Education rates are lower too and, unlike cosmopolitan London, the most recent population count in 2011 showed the town’s residents are overwhelmingly white.

“We do have a long-standing Italian population and some eastern Europeans working in the car wash, but there really aren’t that many immigrants here,” said Roy Wilkins, 80, cutting a lonely figure as he stood outside Ukip’s Rochester headquarters wearing a blue Conservative rosette.

“I’m desperately disappointed [with Ukip]. I have never met so many young people with such ignorant views,” he said after an animated discussion with a group of young Ukip activists about Adolf Hitler.

“They have brought in people from other parts of the country to campaign here. They’re all here wearing a uniform of tweed jackets and ties. They created the immigration issue here to make a political point. Can you think of any other party that wears the same uniform all the time?”

Domestic headache

But Ukip campaigner Tom Johnson, 52, said people in Britain felt immigration was “just too much”.

“There are too many people coming here and we need a government that can make the rules sensible and fix it.
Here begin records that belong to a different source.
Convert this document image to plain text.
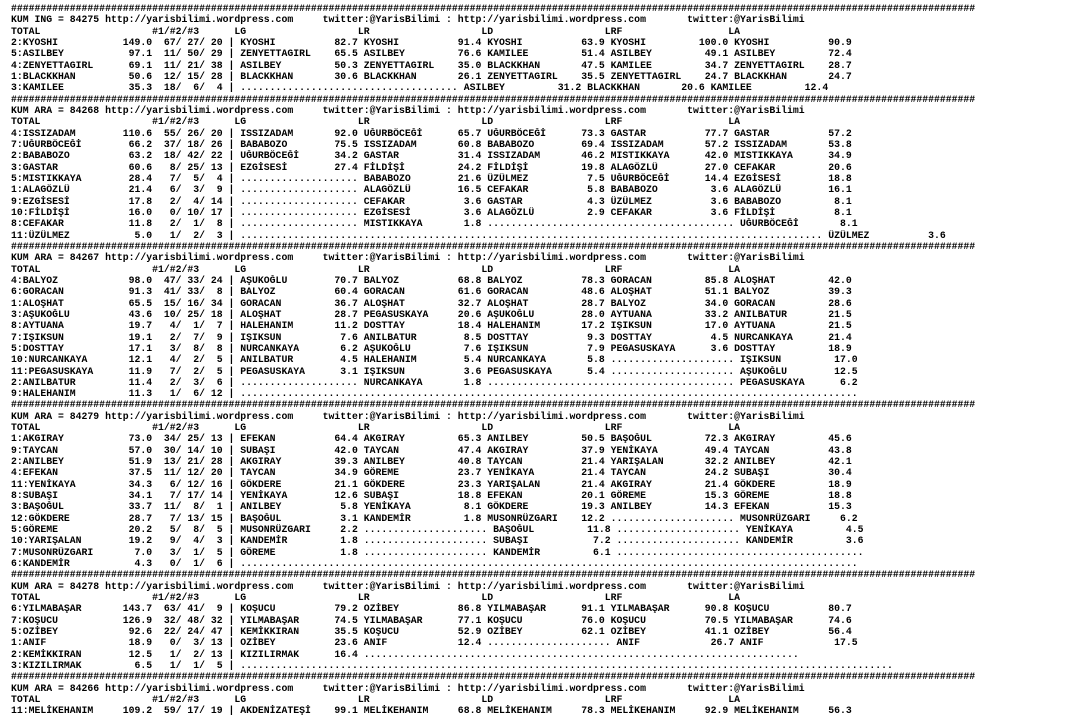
####################################################################################################################################################################
KUM ING = 84275 http://yarisbilimi.wordpress.com     twitter:@YarisBilimi : http://yarisbilimi.wordpress.com       twitter:@YarisBilimi
TOTAL                   #1/#2/#3      LG                   LR                   LD                   LRF                  LA
2:KYOSHI           149.0  67/ 27/ 20 | KYOSHI          82.7 KYOSHI          91.4 KYOSHI          63.9 KYOSHI         100.0 KYOSHI          90.9
5:ASILBEY           97.1  11/ 50/ 29 | ZENYETTAGIRL    65.5 ASILBEY         76.6 KAMILEE         51.4 ASILBEY         49.1 ASILBEY         72.4
4:ZENYETTAGIRL      69.1  11/ 21/ 38 | ASILBEY         50.3 ZENYETTAGIRL    35.0 BLACKKHAN       47.5 KAMILEE         34.7 ZENYETTAGIRL    28.7
1:BLACKKHAN         50.6  12/ 15/ 28 | BLACKKHAN       30.6 BLACKKHAN       26.1 ZENYETTAGIRL    35.5 ZENYETTAGIRL    24.7 BLACKKHAN       24.7
3:KAMILEE           35.3  18/  6/  4 | ..................................... ASILBEY         31.2 BLACKKHAN       20.6 KAMILEE         12.4
####################################################################################################################################################################
KUM ARA = 84268 http://yarisbilimi.wordpress.com     twitter:@YarisBilimi : http://yarisbilimi.wordpress.com       twitter:@YarisBilimi
TOTAL                   #1/#2/#3      LG                   LR                   LD                   LRF                  LA
4:ISSIZADAM        110.6  55/ 26/ 20 | ISSIZADAM       92.0 UĞURBÖCEĞİ      65.7 UĞURBÖCEĞİ      73.3 GASTAR          77.7 GASTAR          57.2
7:UĞURBÖCEĞİ        66.2  37/ 18/ 26 | BABABOZO        75.5 ISSIZADAM       60.8 BABABOZO        69.4 ISSIZADAM       57.2 ISSIZADAM       53.8
2:BABABOZO          63.2  18/ 42/ 22 | UĞURBÖCEĞİ      34.2 GASTAR          31.4 ISSIZADAM       46.2 MISTIKKAYA      42.0 MISTIKKAYA      34.9
3:GASTAR            60.6   8/ 25/ 13 | EZGİSESİ        27.4 FİLDİŞİ         24.2 FİLDİŞİ         19.8 ALAGÖZLÜ        27.0 CEFAKAR         20.6
5:MISTIKKAYA        28.4   7/  5/  4 | .................... BABABOZO        21.6 ÜZÜLMEZ          7.5 UĞURBÖCEĞİ      14.4 EZGİSESİ        18.8
1:ALAGÖZLÜ          21.4   6/  3/  9 | .................... ALAGÖZLÜ        16.5 CEFAKAR          5.8 BABABOZO         3.6 ALAGÖZLÜ        16.1
9:EZGİSESİ          17.8   2/  4/ 14 | .................... CEFAKAR          3.6 GASTAR           4.3 ÜZÜLMEZ          3.6 BABABOZO         8.1
10:FİLDİŞİ          16.0   0/ 10/ 17 | .................... EZGİSESİ         3.6 ALAGÖZLÜ         2.9 CEFAKAR          3.6 FİLDİŞİ          8.1
8:CEFAKAR           11.8   2/  1/  8 | .................... MISTIKKAYA       1.8 .......................................... UĞURBÖCEĞİ       8.1
11:ÜZÜLMEZ           5.0   1/  2/  3 | ................................................................................................... ÜZÜLMEZ          3.6
####################################################################################################################################################################
KUM ARA = 84267 http://yarisbilimi.wordpress.com     twitter:@YarisBilimi : http://yarisbilimi.wordpress.com       twitter:@YarisBilimi
TOTAL                   #1/#2/#3      LG                   LR                   LD                   LRF                  LA
4:BALYOZ            98.0  47/ 33/ 24 | AŞUKOĞLU        70.7 BALYOZ          68.8 BALYOZ          78.3 GORACAN         85.8 ALOŞHAT         42.0
6:GORACAN           91.3  41/ 33/  8 | BALYOZ          60.4 GORACAN         61.6 GORACAN         48.6 ALOŞHAT         51.1 BALYOZ          39.3
1:ALOŞHAT           65.5  15/ 16/ 34 | GORACAN         36.7 ALOŞHAT         32.7 ALOŞHAT         28.7 BALYOZ          34.0 GORACAN         28.6
3:AŞUKOĞLU          43.6  10/ 25/ 18 | ALOŞHAT         28.7 PEGASUSKAYA     20.6 AŞUKOĞLU        28.0 AYTUANA         33.2 ANILBATUR       21.5
8:AYTUANA           19.7   4/  1/  7 | HALEHANIM       11.2 DOSTTAY         18.4 HALEHANIM       17.2 IŞIKSUN         17.0 AYTUANA         21.5
7:IŞIKSUN           19.1   2/  7/  9 | IŞIKSUN          7.6 ANILBATUR        8.5 DOSTTAY          9.3 DOSTTAY          4.5 NURCANKAYA      21.4
5:DOSTTAY           17.1   3/  8/  8 | NURCANKAYA       6.2 AŞUKOĞLU         7.6 IŞIKSUN          7.9 PEGASUSKAYA      3.6 DOSTTAY         18.9
10:NURCANKAYA       12.1   4/  2/  5 | ANILBATUR        4.5 HALEHANIM        5.4 NURCANKAYA       5.8 ..................... IŞIKSUN         17.0
11:PEGASUSKAYA      11.9   7/  2/  5 | PEGASUSKAYA      3.1 IŞIKSUN          3.6 PEGASUSKAYA      5.4 ..................... AŞUKOĞLU        12.5
2:ANILBATUR         11.4   2/  3/  6 | .................... NURCANKAYA       1.8 .......................................... PEGASUSKAYA      6.2
9:HALEHANIM         11.3   1/  6/ 12 | .........................................................................................................
####################################################################################################################################################################
KUM ARA = 84279 http://yarisbilimi.wordpress.com     twitter:@YarisBilimi : http://yarisbilimi.wordpress.com       twitter:@YarisBilimi
TOTAL                   #1/#2/#3      LG                   LR                   LD                   LRF                  LA
1:AKGIRAY           73.0  34/ 25/ 13 | EFEKAN          64.4 AKGIRAY         65.3 ANILBEY         50.5 BAŞOĞUL         72.3 AKGIRAY         45.6
9:TAYCAN            57.0  30/ 14/ 10 | SUBAŞI          42.0 TAYCAN          47.4 AKGIRAY         37.9 YENİKAYA        49.4 TAYCAN          43.8
2:ANILBEY           51.9  13/ 21/ 28 | AKGIRAY         39.3 ANILBEY         40.8 TAYCAN          21.4 YARIŞALAN       32.2 ANILBEY         42.1
4:EFEKAN            37.5  11/ 12/ 20 | TAYCAN          34.9 GÖREME          23.7 YENİKAYA        21.4 TAYCAN          24.2 SUBAŞI          30.4
11:YENİKAYA         34.3   6/ 12/ 16 | GÖKDERE         21.1 GÖKDERE         23.3 YARIŞALAN       21.4 AKGIRAY         21.4 GÖKDERE         18.9
8:SUBAŞI            34.1   7/ 17/ 14 | YENİKAYA        12.6 SUBAŞI          18.8 EFEKAN          20.1 GÖREME          15.3 GÖREME          18.8
3:BAŞOĞUL           33.7  11/  8/  1 | ANILBEY          5.8 YENİKAYA         8.1 GÖKDERE         19.3 ANILBEY         14.3 EFEKAN          15.3
12:GÖKDERE          28.7   7/ 13/ 15 | BAŞOĞUL          3.1 KANDEMİR         1.8 MUSONRÜZGARI    12.2 ..................... MUSONRÜZGARI     6.2
5:GÖREME            20.2   5/  8/  5 | MUSONRÜZGARI     2.2 ..................... BAŞOĞUL         11.8 ..................... YENİKAYA         4.5
10:YARIŞALAN        19.2   9/  4/  3 | KANDEMİR         1.8 ..................... SUBAŞI           7.2 ..................... KANDEMİR         3.6
7:MUSONRÜZGARI       7.0   3/  1/  5 | GÖREME           1.8 ..................... KANDEMİR         6.1 ..........................................
6:KANDEMİR           4.3   0/  1/  6 | .........................................................................................................
####################################################################################################################################################################
KUM ARA = 84278 http://yarisbilimi.wordpress.com     twitter:@YarisBilimi : http://yarisbilimi.wordpress.com       twitter:@YarisBilimi
TOTAL                   #1/#2/#3      LG                   LR                   LD                   LRF                  LA
6:YILMABAŞAR       143.7  63/ 41/  9 | KOŞUCU          79.2 OZİBEY          86.8 YILMABAŞAR      91.1 YILMABAŞAR      90.8 KOŞUCU          80.7
7:KOŞUCU           126.9  32/ 48/ 32 | YILMABAŞAR      74.5 YILMABAŞAR      77.1 KOŞUCU          76.0 KOŞUCU          70.5 YILMABAŞAR      74.6
5:OZİBEY            92.6  22/ 24/ 47 | KEMİKKIRAN      35.5 KOŞUCU          52.9 OZİBEY          62.1 OZİBEY          41.1 OZİBEY          56.4
1:ANIF              18.9   0/  3/ 13 | OZİBEY          23.6 ANIF            12.4 ..................... ANIF            26.7 ANIF            17.5
2:KEMİKKIRAN        12.5   1/  2/ 13 | KIZILIRMAK      16.4 ..........................................................................
3:KIZILIRMAK         6.5   1/  1/  5 | ...............................................................................................................
####################################################################################################################################################################
KUM ARA = 84266 http://yarisbilimi.wordpress.com     twitter:@YarisBilimi : http://yarisbilimi.wordpress.com       twitter:@YarisBilimi
TOTAL                   #1/#2/#3      LG                   LR                   LD                   LRF                  LA
11:MELİKEHANIM     109.2  59/ 17/ 19 | AKDENİZATEŞİ    99.1 MELİKEHANIM     68.8 MELİKEHANIM     78.3 MELİKEHANIM     92.9 MELİKEHANIM     56.3
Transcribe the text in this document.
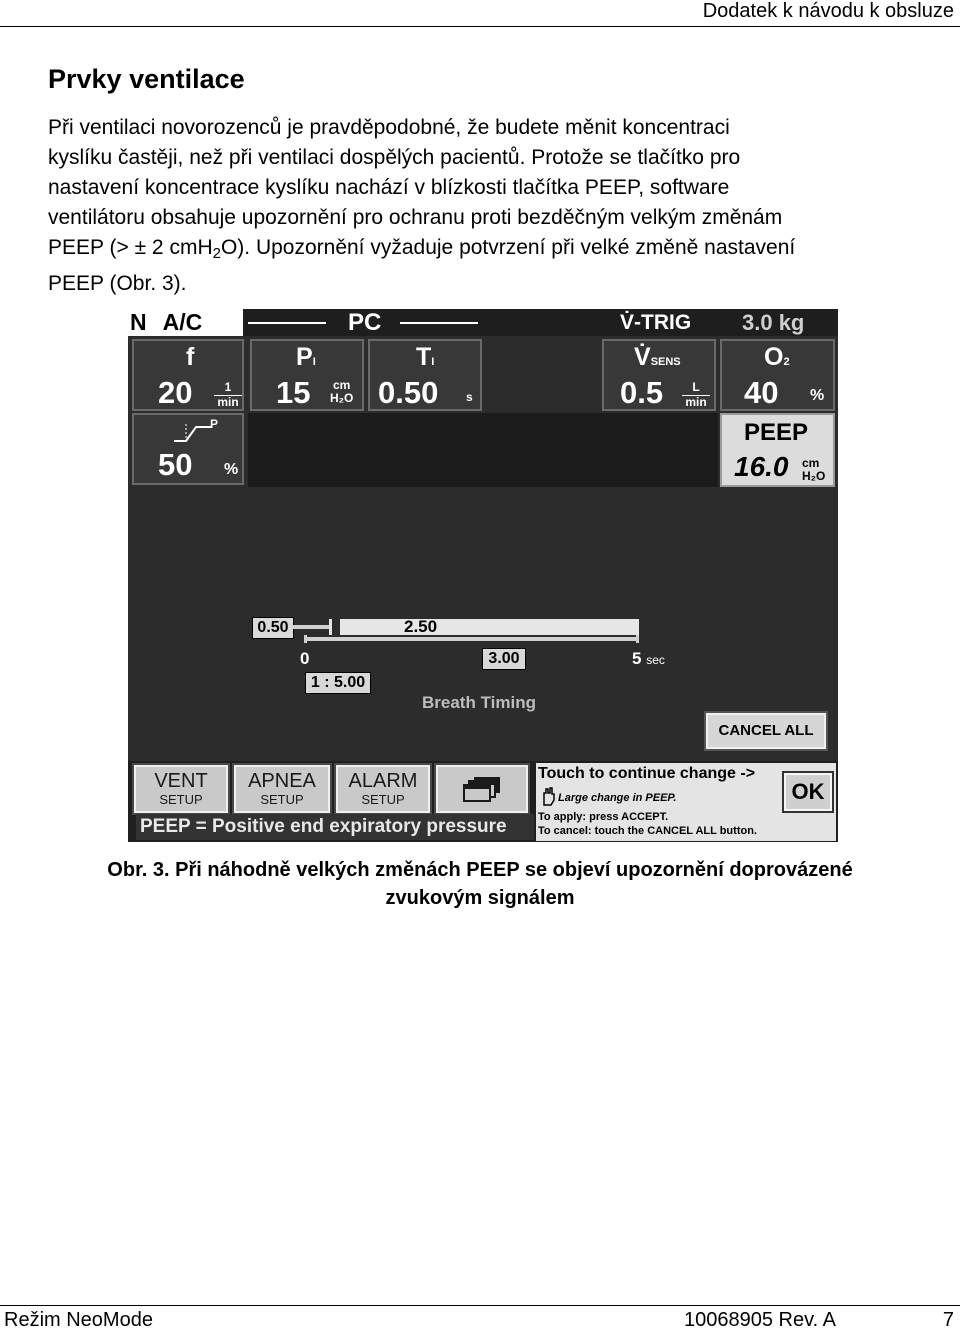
Dodatek k návodu k obsluze
Prvky ventilace
Při ventilaci novorozenců je pravděpodobné, že budete měnit koncentraci
kyslíku častěji, než při ventilaci dospělých pacientů. Protože se tlačítko pro
nastavení koncentrace kyslíku nachází v blízkosti tlačítka PEEP, software
ventilátoru obsahuje upozornění pro ochranu proti bezděčným velkým změnám
PEEP (> ± 2 cmH$_2$O). Upozornění vyžaduje potvrzení při velké změně nastavení
PEEP (Obr. 3).
N A/C	PC	V̇-TRIG 3.0 kg
f
20	1
min
PI
15 cm
H₂O
TI
0.50 s
V̇SENS
0.5	L
min
O2
40 %
P
50 %
PEEP
16.0 cm
H₂O
0.50	2.50
0	3.00	5 sec
1 : 5.00
Breath Timing
CANCEL ALL
VENT
SETUP
APNEA
SETUP
ALARM
SETUP
PEEP = Positive end expiratory pressure
Touch to continue change ->
Large change in PEEP.
To apply: press ACCEPT.
To cancel: touch the CANCEL ALL button.
OK
Obr. 3. Při náhodně velkých změnách PEEP se objeví upozornění doprovázené
zvukovým signálem
Režim NeoMode	10068905 Rev. A	7
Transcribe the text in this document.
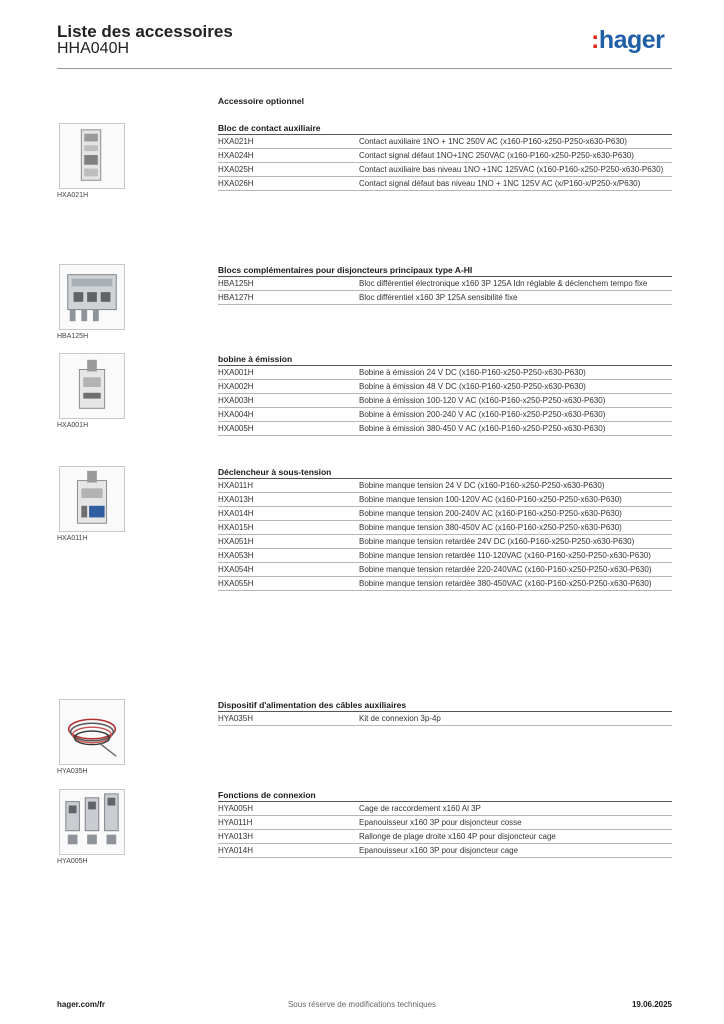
Liste des accessoires
HHA040H	:hager
Accessoire optionnel
HXA021H
Bloc de contact auxiliaire
HXA021H	Contact auxiliaire 1NO + 1NC 250V AC (x160-P160-x250-P250-x630-P630)
HXA024H	Contact signal défaut 1NO+1NC 250VAC (x160-P160-x250-P250-x630-P630)
HXA025H	Contact auxiliaire bas niveau 1NO +1NC 125VAC (x160-P160-x250-P250-x630-P630)
HXA026H	Contact signal défaut bas niveau 1NO + 1NC 125V AC (x/P160-x/P250-x/P630)
HBA125H
Blocs complémentaires pour disjoncteurs principaux type A-HI
HBA125H	Bloc différentiel électronique x160 3P 125A Idn réglable & déclenchem tempo fixe
HBA127H	Bloc différentiel x160 3P 125A sensibilité fixe
HXA001H
bobine à émission
HXA001H	Bobine à émission 24 V DC (x160-P160-x250-P250-x630-P630)
HXA002H	Bobine à émission 48 V DC (x160-P160-x250-P250-x630-P630)
HXA003H	Bobine à émission 100-120 V AC (x160-P160-x250-P250-x630-P630)
HXA004H	Bobine à émission 200-240 V AC (x160-P160-x250-P250-x630-P630)
HXA005H	Bobine à émission 380-450 V AC (x160-P160-x250-P250-x630-P630)
HXA011H
Déclencheur à sous-tension
HXA011H	Bobine manque tension 24 V DC (x160-P160-x250-P250-x630-P630)
HXA013H	Bobine manque tension 100-120V AC (x160-P160-x250-P250-x630-P630)
HXA014H	Bobine manque tension 200-240V AC (x160-P160-x250-P250-x630-P630)
HXA015H	Bobine manque tension 380-450V AC (x160-P160-x250-P250-x630-P630)
HXA051H	Bobine manque tension retardée 24V DC (x160-P160-x250-P250-x630-P630)
HXA053H	Bobine manque tension retardée 110-120VAC (x160-P160-x250-P250-x630-P630)
HXA054H	Bobine manque tension retardée 220-240VAC (x160-P160-x250-P250-x630-P630)
HXA055H	Bobine manque tension retardée 380-450VAC (x160-P160-x250-P250-x630-P630)
HYA035H
Dispositif d'alimentation des câbles auxiliaires
HYA035H	Kit de connexion 3p-4p
HYA005H
Fonctions de connexion
HYA005H	Cage de raccordement x160 Al 3P
HYA011H	Epanouisseur x160 3P pour disjoncteur cosse
HYA013H	Rallonge de plage droite x160 4P pour disjoncteur cage
HYA014H	Epanouisseur x160 3P pour disjoncteur cage
Sous réserve de modifications techniques
hager.com/fr	19.06.2025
Ukip are the only party that will do that,” he said.

Reckless’s victory is a domestic headache not just for Cameron but for all the main political leaders in Britain: more and more people in the country are voting for smaller, special interest parties, saying the major parties do not understand them.

That argument is exemplified by the centre-left Labour Party, which came a poor third in Rochester and Strood with 6,713.

It controlled this seat as recently as 2010, when it had slightly different boundaries.

‘Pick n’ mix’ voters

But on Thursday one of its senior politicians, Emily Thornberry, was forced to resign after tweeting a photograph of a house in Rochester draped in three English flags with a white van parked outside the door – a typical image of the English working class.

Conservative Work and Pensions Secretary Iain Duncan Smith said Thornberry was “sneering at the electorate of Rochester” and Labour was accused of no longer understanding the working class, from where it traces its origins.

But in fact all the main British political parties are struggling to appeal to a broad section of society, according to Strathclyde University’s John Curtice, an expert in electoral behavior.

“Fewer people these days have a strong emotional commitment to a political party that helps to ensure they vote Conservative or Labour through thick or thin. Voters to that extent are rather more of a “pick n’ mix” type.”